Cerita Rakyat Jadi Daya Tarik, Bandung Bondowoso Warnai Karnaval Budaya Pakuniran
PROBOLINGGO, iNewsProbolinggo.id - Sorak penonton terdengar dari sepanjang jalur karnaval budaya di Kecamatan Pakuniran, Kabupaten Probolinggo. Mata mereka tertuju pada rombongan peserta yang tampil dengan kostum dan penampilan berbeda.
Di antara puluhan peserta yang mengikuti karnaval dalam rangka peringatan HUT ke-81 Kemerdekaan Republik Indonesia itu, penampilan dari Desa Gunggungan Lor menjadi salah satu yang mencuri perhatian.
Bukan sekadar mengenakan kostum, rombongan warga tersebut membawakan cerita rakyat tentang Bandung Bondowoso. Penampilan yang dipadukan dengan atraksi dan kostum itu membuat penonton berhenti sejenak untuk menyaksikan jalannya cerita.

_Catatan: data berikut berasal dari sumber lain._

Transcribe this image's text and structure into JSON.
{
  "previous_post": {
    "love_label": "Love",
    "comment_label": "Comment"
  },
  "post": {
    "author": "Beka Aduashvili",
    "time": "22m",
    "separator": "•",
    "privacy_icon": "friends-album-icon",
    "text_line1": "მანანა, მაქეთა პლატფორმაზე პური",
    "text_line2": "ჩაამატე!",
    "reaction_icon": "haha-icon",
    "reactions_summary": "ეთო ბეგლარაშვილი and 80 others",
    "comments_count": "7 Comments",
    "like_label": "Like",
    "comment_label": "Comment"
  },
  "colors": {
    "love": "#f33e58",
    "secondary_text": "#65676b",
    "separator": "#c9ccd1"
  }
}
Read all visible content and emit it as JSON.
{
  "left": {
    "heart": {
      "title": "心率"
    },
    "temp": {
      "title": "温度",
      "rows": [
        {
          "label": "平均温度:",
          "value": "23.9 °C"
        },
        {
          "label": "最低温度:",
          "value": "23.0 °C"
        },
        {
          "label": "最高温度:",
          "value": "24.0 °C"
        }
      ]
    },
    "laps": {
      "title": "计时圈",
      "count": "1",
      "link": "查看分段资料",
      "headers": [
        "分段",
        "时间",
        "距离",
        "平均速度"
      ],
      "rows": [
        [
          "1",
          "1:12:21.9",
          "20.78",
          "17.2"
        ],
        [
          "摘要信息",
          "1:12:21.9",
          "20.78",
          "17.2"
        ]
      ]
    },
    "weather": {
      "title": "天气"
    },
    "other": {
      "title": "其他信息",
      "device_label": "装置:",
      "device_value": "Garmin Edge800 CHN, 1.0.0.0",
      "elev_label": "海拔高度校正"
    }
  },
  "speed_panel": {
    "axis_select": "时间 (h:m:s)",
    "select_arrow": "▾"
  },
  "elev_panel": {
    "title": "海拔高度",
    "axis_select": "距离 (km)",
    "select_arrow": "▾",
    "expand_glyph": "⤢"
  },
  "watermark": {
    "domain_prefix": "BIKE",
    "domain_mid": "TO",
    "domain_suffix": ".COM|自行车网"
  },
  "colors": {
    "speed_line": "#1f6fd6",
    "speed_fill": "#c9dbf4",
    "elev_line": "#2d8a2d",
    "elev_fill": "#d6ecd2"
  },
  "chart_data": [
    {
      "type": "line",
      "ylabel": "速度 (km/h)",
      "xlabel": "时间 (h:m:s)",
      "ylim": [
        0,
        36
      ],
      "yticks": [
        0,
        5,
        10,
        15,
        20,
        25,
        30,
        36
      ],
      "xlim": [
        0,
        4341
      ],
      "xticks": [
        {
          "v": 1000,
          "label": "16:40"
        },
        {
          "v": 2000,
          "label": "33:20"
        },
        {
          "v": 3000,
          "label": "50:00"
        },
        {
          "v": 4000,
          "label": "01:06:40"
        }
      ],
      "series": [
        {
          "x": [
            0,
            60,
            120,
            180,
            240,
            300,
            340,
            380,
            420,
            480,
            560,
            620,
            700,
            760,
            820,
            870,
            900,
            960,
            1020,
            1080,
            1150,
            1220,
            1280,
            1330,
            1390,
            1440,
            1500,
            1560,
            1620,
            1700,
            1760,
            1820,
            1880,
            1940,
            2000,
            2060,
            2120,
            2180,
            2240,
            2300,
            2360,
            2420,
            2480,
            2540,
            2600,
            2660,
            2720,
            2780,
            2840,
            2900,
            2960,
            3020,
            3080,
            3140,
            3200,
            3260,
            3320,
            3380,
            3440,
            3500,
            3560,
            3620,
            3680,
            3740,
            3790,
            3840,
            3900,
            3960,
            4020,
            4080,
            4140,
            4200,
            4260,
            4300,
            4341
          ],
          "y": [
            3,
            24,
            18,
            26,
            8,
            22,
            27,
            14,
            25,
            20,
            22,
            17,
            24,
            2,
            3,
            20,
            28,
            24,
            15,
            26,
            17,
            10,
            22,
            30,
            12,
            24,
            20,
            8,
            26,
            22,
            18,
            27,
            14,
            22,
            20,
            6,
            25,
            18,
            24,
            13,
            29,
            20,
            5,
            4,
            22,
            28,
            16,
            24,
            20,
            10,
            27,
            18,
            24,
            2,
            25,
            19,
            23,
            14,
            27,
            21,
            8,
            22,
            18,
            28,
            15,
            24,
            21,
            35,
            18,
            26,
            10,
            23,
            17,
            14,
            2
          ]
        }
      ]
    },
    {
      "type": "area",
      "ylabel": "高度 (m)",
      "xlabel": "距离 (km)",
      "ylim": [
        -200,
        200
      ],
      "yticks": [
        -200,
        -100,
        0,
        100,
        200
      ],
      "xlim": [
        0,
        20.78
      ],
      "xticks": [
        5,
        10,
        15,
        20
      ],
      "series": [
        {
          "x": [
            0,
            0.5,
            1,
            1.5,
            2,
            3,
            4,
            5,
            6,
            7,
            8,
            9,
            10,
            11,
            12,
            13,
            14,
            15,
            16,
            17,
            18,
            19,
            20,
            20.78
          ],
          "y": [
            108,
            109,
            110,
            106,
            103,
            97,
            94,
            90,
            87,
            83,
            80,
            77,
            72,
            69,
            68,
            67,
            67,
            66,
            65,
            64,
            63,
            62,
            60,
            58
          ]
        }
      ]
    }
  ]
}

Tepuk tangan dan sorak warga pun mengiringi penampilan mereka.
Karnaval budaya tersebut diikuti sebanyak 27 peserta dari berbagai unsur. Beragam kreativitas ditampilkan, mulai dari pakaian adat dari sejumlah daerah hingga penampilan yang mengangkat cerita dan budaya Nusantara.
Namun, ketika rombongan dari Desa Gunggungan Lor melintas, perhatian penonton mulai tertuju pada kisah yang mereka bawakan.
Cerita Bandung Bondowoso yang lekat dengan legenda Roro Jonggrang dihadirkan di tengah kemeriahan karnaval. Warga yang terlibat berusaha membawakan cerita tersebut melalui penampilan yang telah mereka persiapkan bersama.
Kepala Desa Gunggungan Lor, Sumiati, turut memimpin langsung rombongan peserta. Ia tidak sendiri. Pemerintah desa mengajak masyarakat untuk ikut terlibat dan menjadi bagian dari penampilan tersebut.
"Kami tidak hanya melibatkan pemerintah desa, tetapi juga mengajak masyarakat Desa Gunggungan Lor untuk ikut berpartisipasi dalam menyukseskan acara ini," kata Sumiati.
Sumiati mengatakan keterlibatan masyarakat menjadi bagian penting dalam penampilan Desa Gunggungan Lor. Menurutnya, kebersamaan warga menjadi salah satu alasan rombongan tersebut dapat ikut ambil bagian dalam karnaval budaya.
Penampilan yang mengangkat cerita rakyat itu sekaligus menjadi cara sederhana untuk mengenalkan kembali kisah-kisah yang selama ini hidup di tengah masyarakat kepada generasi muda.